What causes cancer?

It is rarely possible to find the cause of a cancer in an individual, but studies on groups of people with cancer have shown specific risk factors to be associated with specific cancers. This suggests that different types of cancer probably have different causes. These studies also indicate that cancer formation is a multi-step process, and that for most cancers the time from a cancer-causing exposure to a clinically diagnosable cancer averages about 20 years.

Among the known risk factors for cancer, tobacco stands out.
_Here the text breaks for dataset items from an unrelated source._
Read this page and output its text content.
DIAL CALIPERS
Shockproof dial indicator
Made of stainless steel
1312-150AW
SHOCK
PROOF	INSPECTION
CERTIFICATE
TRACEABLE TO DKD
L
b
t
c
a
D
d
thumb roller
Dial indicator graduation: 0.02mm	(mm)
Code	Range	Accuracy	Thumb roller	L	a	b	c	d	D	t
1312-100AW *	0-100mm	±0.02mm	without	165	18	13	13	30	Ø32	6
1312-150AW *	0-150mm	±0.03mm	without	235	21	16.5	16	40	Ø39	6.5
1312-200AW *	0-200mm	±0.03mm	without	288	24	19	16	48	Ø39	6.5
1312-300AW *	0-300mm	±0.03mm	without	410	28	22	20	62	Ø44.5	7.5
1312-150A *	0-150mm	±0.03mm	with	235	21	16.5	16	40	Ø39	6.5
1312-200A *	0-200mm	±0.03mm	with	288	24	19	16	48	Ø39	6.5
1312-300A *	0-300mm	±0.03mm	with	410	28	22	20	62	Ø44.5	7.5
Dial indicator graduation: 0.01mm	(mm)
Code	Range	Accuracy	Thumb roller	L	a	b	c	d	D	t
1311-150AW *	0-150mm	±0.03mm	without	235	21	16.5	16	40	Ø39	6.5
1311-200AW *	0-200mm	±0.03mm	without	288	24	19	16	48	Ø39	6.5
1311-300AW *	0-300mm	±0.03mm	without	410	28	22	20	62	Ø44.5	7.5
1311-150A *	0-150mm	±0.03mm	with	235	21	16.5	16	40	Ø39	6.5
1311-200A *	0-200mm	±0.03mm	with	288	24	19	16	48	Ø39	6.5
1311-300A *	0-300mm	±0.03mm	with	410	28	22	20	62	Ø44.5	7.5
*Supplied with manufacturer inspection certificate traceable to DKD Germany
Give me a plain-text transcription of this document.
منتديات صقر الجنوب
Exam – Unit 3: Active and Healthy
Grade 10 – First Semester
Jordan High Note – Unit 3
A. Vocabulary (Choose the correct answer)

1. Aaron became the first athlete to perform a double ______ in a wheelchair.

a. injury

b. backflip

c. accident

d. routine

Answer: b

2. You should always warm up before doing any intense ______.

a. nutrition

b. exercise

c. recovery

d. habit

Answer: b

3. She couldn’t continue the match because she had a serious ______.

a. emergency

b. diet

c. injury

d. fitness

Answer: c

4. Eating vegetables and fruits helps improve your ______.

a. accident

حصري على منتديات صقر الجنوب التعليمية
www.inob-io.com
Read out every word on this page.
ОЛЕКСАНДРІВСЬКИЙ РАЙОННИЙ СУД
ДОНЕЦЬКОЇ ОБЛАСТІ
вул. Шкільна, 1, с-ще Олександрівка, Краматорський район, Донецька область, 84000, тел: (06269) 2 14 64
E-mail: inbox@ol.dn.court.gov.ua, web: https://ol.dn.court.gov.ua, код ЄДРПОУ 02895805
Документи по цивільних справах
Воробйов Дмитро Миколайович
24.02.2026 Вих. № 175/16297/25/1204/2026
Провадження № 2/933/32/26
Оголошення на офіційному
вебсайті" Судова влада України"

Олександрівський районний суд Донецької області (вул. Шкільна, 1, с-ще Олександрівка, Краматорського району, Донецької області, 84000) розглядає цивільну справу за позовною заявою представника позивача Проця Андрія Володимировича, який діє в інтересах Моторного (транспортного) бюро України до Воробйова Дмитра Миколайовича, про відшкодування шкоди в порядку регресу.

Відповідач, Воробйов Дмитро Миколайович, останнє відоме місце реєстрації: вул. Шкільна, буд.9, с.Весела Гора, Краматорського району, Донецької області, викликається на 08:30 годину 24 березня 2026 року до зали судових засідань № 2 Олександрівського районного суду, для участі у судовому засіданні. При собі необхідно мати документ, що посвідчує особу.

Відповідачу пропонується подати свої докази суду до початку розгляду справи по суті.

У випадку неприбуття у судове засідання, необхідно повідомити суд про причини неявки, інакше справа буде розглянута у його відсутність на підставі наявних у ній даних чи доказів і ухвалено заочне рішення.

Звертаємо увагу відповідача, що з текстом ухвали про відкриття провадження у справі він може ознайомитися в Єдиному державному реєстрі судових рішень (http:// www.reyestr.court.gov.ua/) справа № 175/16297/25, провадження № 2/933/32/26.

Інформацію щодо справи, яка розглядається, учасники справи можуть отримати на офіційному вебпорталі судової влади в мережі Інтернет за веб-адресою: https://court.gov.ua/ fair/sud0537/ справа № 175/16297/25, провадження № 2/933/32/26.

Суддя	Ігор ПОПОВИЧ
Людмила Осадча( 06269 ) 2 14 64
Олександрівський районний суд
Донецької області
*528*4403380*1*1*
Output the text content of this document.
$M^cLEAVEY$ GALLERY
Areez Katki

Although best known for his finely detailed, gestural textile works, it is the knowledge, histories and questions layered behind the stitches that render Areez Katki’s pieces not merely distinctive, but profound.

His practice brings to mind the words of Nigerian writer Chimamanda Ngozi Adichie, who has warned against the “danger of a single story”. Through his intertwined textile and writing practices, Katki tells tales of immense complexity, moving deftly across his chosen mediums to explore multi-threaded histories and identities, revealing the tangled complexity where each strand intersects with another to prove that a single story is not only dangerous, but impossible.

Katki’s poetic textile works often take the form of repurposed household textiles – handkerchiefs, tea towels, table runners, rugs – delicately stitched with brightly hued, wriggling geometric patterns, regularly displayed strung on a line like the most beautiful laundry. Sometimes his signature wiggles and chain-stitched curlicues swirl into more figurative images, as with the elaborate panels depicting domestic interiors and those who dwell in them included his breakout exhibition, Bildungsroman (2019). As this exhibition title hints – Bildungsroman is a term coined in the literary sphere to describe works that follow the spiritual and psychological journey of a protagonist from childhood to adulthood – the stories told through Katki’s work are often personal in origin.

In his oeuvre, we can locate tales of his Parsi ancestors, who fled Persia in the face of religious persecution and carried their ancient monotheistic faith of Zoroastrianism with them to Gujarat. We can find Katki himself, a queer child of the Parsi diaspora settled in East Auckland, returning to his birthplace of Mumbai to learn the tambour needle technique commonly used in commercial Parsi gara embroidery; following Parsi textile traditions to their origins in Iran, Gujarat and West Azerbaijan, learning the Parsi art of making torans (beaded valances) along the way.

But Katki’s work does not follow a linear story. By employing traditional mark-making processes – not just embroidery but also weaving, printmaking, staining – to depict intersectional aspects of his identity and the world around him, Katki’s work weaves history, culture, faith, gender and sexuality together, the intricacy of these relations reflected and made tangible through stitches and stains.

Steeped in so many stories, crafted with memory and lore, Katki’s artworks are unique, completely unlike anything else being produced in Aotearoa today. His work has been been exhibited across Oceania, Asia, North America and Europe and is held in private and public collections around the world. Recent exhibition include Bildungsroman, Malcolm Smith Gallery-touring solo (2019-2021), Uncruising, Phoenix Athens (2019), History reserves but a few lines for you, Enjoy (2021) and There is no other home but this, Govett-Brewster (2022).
Cigarette smoking is associated with lung cancers, and with a substantial proportion of cancers of the bladder, mouth and throat, stomach, pancreas and others. Diet is also a risk factor; higher cancer rates are seen in people who eat a diet high in fat and low in fresh vegetables and fruits. It is estimated that diet and tobacco together account for approximately two out of three cancers.

The well-established risk factors for breast cancer, the most common cancer in women, are not easily modifiable. About 50% of breast cancers are thought to be explained by known risk factors such as a family history of cancer and hormonal functions associated with early onset of menstruation and late menopause, delayed childbearing and having fewer children. Few risk factors have been defined for the most common cancer in men, prostate cancer.

Occupational studies have shown certain chemicals and other substances to be carcinogenic;these include asbestos, benzene, arsenic, vinyl chloride and other industrial products. Exposure to these substances is thought to account for about 5% of all cancers.